Kansas History and Heritage Project-Brown County

Brown County Biographies
Bios From the 1901 Brown County World


A. P. CURL


A. P. Curl was born in Logan county, Ohio, Feb. 28, 1830, and came to Brown county, Kansas, in March, 1879. He has four boys and one girl, all grown and married. He followed farming successfully up to 1893 when he retired and turned the farm over to his son in law, A. A. Ferris. Mr. Curl owns the old George Parker farm, 130 acres, six and one half miles south of Hiawatha, on which is an eight acre grove of Maple trees, one of the finest groves in the county.

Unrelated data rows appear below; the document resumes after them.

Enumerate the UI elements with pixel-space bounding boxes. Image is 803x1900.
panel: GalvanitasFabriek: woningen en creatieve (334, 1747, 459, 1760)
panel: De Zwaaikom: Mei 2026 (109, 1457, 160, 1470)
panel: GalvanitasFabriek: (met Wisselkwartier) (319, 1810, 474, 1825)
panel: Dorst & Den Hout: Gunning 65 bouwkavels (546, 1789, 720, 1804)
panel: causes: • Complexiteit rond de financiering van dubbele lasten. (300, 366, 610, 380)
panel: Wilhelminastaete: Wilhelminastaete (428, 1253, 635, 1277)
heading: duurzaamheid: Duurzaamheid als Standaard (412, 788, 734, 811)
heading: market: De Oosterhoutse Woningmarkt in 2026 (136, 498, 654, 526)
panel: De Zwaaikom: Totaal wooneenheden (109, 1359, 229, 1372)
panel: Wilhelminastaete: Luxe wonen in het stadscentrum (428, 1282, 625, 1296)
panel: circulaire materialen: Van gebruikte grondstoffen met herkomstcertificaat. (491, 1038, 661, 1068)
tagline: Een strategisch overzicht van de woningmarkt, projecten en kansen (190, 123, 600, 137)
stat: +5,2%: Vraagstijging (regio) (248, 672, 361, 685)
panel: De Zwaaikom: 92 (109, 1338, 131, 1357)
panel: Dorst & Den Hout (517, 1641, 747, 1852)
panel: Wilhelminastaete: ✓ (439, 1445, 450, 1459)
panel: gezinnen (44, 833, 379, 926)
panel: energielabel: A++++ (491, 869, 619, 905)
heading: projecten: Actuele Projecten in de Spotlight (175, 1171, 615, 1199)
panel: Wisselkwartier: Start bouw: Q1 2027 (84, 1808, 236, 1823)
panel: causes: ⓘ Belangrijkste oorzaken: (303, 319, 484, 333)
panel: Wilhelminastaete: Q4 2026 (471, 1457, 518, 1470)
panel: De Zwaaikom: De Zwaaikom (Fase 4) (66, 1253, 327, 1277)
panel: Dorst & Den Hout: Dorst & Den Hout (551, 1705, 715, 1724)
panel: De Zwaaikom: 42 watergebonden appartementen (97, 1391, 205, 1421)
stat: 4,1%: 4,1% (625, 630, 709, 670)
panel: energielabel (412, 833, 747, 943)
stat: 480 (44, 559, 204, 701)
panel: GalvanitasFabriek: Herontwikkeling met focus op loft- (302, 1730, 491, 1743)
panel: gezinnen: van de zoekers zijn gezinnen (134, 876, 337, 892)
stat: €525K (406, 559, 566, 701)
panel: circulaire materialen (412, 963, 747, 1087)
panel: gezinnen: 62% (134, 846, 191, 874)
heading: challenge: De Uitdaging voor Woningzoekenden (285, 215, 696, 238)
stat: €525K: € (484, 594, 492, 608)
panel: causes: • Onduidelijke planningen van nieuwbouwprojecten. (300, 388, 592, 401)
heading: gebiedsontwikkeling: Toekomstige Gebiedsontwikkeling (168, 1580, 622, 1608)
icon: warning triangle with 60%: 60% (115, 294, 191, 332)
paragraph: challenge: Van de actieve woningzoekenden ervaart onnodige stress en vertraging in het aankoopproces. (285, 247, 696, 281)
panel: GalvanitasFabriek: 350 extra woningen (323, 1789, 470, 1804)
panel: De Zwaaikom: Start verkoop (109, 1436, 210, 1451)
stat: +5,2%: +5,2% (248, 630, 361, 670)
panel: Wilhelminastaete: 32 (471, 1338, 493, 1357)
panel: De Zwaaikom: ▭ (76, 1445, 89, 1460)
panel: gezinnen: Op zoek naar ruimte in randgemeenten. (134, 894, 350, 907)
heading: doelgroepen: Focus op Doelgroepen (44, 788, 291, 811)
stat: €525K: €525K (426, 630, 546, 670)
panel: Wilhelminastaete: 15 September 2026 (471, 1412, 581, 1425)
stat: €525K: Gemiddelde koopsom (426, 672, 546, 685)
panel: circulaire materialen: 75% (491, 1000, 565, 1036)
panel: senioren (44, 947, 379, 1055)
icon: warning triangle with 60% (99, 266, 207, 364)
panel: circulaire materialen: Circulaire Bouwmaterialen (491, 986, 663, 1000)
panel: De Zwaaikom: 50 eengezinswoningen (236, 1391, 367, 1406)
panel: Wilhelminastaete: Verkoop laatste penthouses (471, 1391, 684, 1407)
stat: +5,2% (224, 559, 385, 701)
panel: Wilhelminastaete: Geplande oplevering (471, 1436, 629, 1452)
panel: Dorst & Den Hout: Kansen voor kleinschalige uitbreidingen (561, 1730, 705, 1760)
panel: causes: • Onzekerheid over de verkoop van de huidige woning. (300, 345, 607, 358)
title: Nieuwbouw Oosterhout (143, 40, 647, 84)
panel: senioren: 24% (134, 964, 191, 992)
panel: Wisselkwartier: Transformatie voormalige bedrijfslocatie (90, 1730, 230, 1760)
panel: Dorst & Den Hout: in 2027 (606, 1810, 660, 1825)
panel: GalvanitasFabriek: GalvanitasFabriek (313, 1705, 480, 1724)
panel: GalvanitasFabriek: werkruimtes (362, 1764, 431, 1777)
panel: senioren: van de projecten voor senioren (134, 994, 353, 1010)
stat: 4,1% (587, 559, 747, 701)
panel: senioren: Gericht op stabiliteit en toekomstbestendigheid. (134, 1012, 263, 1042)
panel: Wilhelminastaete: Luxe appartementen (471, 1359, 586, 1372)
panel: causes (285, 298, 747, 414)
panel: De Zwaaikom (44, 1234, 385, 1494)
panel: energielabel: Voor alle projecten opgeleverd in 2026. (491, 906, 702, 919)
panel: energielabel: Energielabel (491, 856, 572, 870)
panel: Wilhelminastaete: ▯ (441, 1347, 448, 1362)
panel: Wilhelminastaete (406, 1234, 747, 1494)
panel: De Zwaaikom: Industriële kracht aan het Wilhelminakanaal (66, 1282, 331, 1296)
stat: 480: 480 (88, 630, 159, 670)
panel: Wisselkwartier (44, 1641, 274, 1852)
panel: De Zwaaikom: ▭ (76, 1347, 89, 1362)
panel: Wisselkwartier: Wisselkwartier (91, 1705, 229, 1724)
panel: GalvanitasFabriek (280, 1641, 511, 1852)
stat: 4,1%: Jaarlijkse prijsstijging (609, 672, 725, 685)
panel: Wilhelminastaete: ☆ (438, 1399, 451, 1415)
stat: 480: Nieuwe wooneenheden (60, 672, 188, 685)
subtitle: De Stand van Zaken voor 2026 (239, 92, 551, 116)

Mr. Curl has been a useful and influential citizen of Mission township and a good neighbor in his community. He has served two terms as treasurer of the township and several terms as school director. He has always been a Republican in politics. Although raised a Quaker, and still holding his identity with that sect and attending their annual meetings, he is also a member of the Methodist church. Although a retired farmer, Mr. Curl prefers to stay on the farm and live in comfort with his daughter.



CASPER GARDNER


Casper Gardner was born in Shelby county, Indiana in the year 1845. He enlisted in the United States navy in 1863 and served to the close of the war. After the war he settled in Richardson county, Nebraska, where he remained until he came to Brown county in 1878. He was married to Iona Myers in 1880 and they have four girls. The Gardner home is the old Fuller place west of town.



WILLIAM HAUBER


William Hauber was born in Clark county, Indiana, Oct. 31, 1838, his parents having come to America from Baden, Germany three years previously. The family moved to Brown county, Kansas in 1857.

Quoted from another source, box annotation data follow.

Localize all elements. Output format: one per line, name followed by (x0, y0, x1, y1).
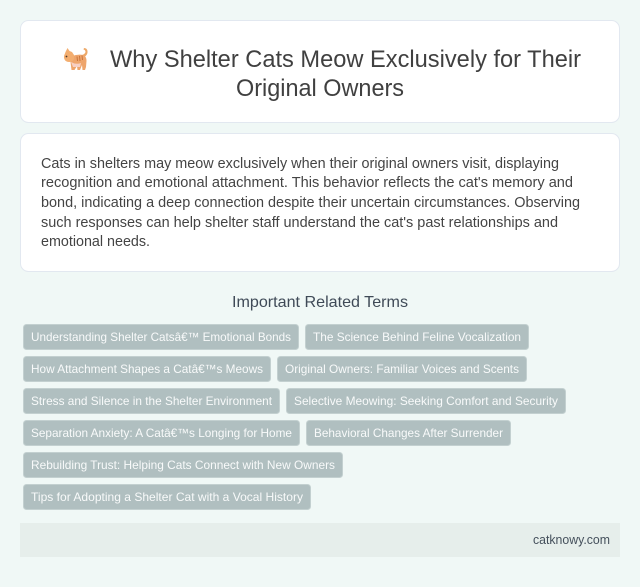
title (110, 46, 581, 102)
heading: related terms: Important Related Terms (232, 294, 408, 311)
tag (24, 388, 280, 414)
tag (278, 356, 526, 382)
text block: description: such responses can help shelter staff understand the cat's past relationships and (41, 215, 558, 231)
tag (24, 452, 342, 478)
tag (24, 356, 270, 382)
panel: description (20, 134, 620, 272)
tag: Separation Anxiety: A Catâ€™s Longing for Home (31, 426, 292, 440)
tag: Understanding Shelter Catsâ€™ Emotional Bonds (31, 330, 291, 344)
title: Original Owners (236, 75, 404, 102)
panel: title header (20, 20, 620, 122)
tag (24, 324, 298, 350)
tag list (24, 324, 566, 510)
text block: description: Cats in shelters may meow exclusively when their original owners visit, displaying (41, 156, 559, 172)
tag: Behavioral Changes After Surrender (314, 426, 503, 440)
tag (24, 484, 310, 510)
footer: catknowy.com (533, 533, 610, 547)
tag (24, 420, 300, 446)
text block: description: recognition and emotional attachment. This behavior reflects the cat's memory and (41, 175, 573, 191)
tag: Selective Meowing: Seeking Comfort and Security (294, 394, 558, 408)
icon: orange cat (64, 48, 88, 70)
tag: Original Owners: Familiar Voices and Scents (285, 362, 519, 376)
tag: How Attachment Shapes a Catâ€™s Meows (31, 362, 263, 376)
tag: Rebuilding Trust: Helping Cats Connect with New Owners (31, 458, 335, 472)
footer (20, 523, 620, 557)
tag: Stress and Silence in the Shelter Environment (31, 394, 273, 408)
tag: Tips for Adopting a Shelter Cat with a Vocal History (31, 490, 303, 504)
tag (286, 388, 566, 414)
text block: description: bond, indicating a deep connection despite their uncertain circumstances. Observing (41, 195, 580, 211)
tag (306, 420, 510, 446)
tag: The Science Behind Feline Vocalization (313, 330, 521, 344)
text block: description (41, 156, 580, 250)
tag (306, 324, 528, 350)
title: Why Shelter Cats Meow Exclusively for Their (110, 46, 581, 73)
text block: description: emotional needs. (41, 234, 150, 250)
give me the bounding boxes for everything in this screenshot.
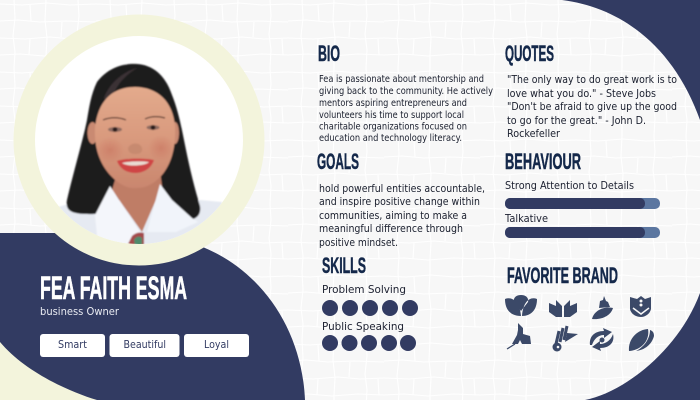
behaviour bar: Strong Attention to Details xyxy=(505,180,660,209)
goals heading: GOALS xyxy=(317,149,359,174)
goals text xyxy=(319,182,485,249)
tag: Loyal xyxy=(184,334,249,357)
job title: business Owner xyxy=(40,306,120,318)
tag: Beautiful: Beautiful xyxy=(124,340,166,351)
goals text: positive mindset. xyxy=(319,236,398,249)
bio heading: BIO xyxy=(318,41,340,66)
quotes section xyxy=(505,41,677,140)
navy profile panel xyxy=(0,233,305,400)
goals text: and inspire positive change within xyxy=(319,195,480,208)
behaviour heading: BEHAVIOUR xyxy=(505,149,581,174)
bio text xyxy=(319,74,493,144)
quotes text: "The only way to do great work is to xyxy=(507,73,677,86)
favorite brand heading: FAVORITE BRAND xyxy=(507,263,618,288)
name heading: FEA FAITH ESMA xyxy=(40,270,187,306)
bio text: giving back to the community. He actively xyxy=(319,86,493,97)
goals text: communities, aiming to make a xyxy=(319,209,467,222)
brand icons xyxy=(505,295,654,352)
navy corner bottom-right xyxy=(585,293,700,400)
quotes text: to go for the great." - John D. xyxy=(507,114,646,127)
tag: Smart: Smart xyxy=(58,340,87,351)
tag: Loyal: Loyal xyxy=(204,340,229,351)
goals text: hold powerful entities accountable, xyxy=(319,182,485,195)
behaviour bar: Talkative: Talkative xyxy=(504,213,548,225)
skills heading: SKILLS xyxy=(322,253,366,278)
bio text: mentors aspiring entrepreneurs and xyxy=(319,98,467,109)
icon: open book xyxy=(549,300,577,317)
quotes text: "Don't be afraid to give up the good xyxy=(507,100,677,113)
quotes text: love what you do." - Steve Jobs xyxy=(507,87,656,100)
bio text: charitable organizations focused on xyxy=(319,122,467,132)
bio text: Fea is passionate about mentorship and xyxy=(319,74,484,85)
skill: Public Speaking: Public Speaking xyxy=(322,321,404,333)
quotes text: Rockefeller xyxy=(507,127,560,140)
trait tags xyxy=(40,334,249,357)
bio text: education and technology literacy. xyxy=(319,133,462,144)
portrait photo xyxy=(58,64,222,250)
goals text: meaningful difference through xyxy=(319,222,463,235)
behaviour section xyxy=(504,149,660,238)
skill: Problem Solving: Problem Solving xyxy=(322,284,406,296)
behaviour bar: Talkative xyxy=(504,213,660,238)
cream shape bottom-left xyxy=(0,330,110,400)
favorite brand section xyxy=(505,263,654,352)
navy corner top-right xyxy=(562,0,700,120)
profile photo ring xyxy=(14,14,264,266)
icon: recycle arrows xyxy=(590,328,613,351)
quotes heading: QUOTES xyxy=(505,41,554,66)
tag: Smart xyxy=(40,334,105,357)
icon: tower leaf xyxy=(507,323,531,349)
quotes text xyxy=(507,73,677,140)
bio text: volunteers his time to support local xyxy=(319,110,464,121)
behaviour bar: Strong Attention to Details: Strong Attention to Details xyxy=(505,180,634,192)
icon: tower wing xyxy=(552,326,578,352)
bio section xyxy=(318,41,493,144)
tag: Beautiful xyxy=(110,334,180,357)
icon: leaf ball xyxy=(629,329,654,351)
skills section xyxy=(322,253,418,351)
icon: shield xyxy=(630,296,651,317)
icon: leaf lotus xyxy=(505,295,537,316)
icon: ship leaf xyxy=(592,296,613,319)
goals section xyxy=(317,149,485,249)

In the fall of 1860, having been brought up a Democrat, he voted for Stephen A. Douglas in the presidential election. Afterward Douglas advised all his supporters to stand by the Union. "No slaves to lose but a country to save." Then Mr. Hauber enlisted in the war and has voted the Republican ticket ever since. He enlisted in the regular United States service in 1862 and served his country faithfully until the war closed and then he came home to Kansas. He farmed around until 1868 when he bought the 100 acre tract of Indian land where he now lives, a few miles southeast of Hiawatha. Mr. Hauber was married to Miss Lizzie Maglott on April 3, 1870, and they have seven children, all boys, and five of them are Republican voters, and the other two will be when old enough. Mr. Hauber not only owns his fine residence place, well fixed and stocked, but also a fine 200 acre farm of rich Mission township land. Mr. Hauber is a member of the G.A.R.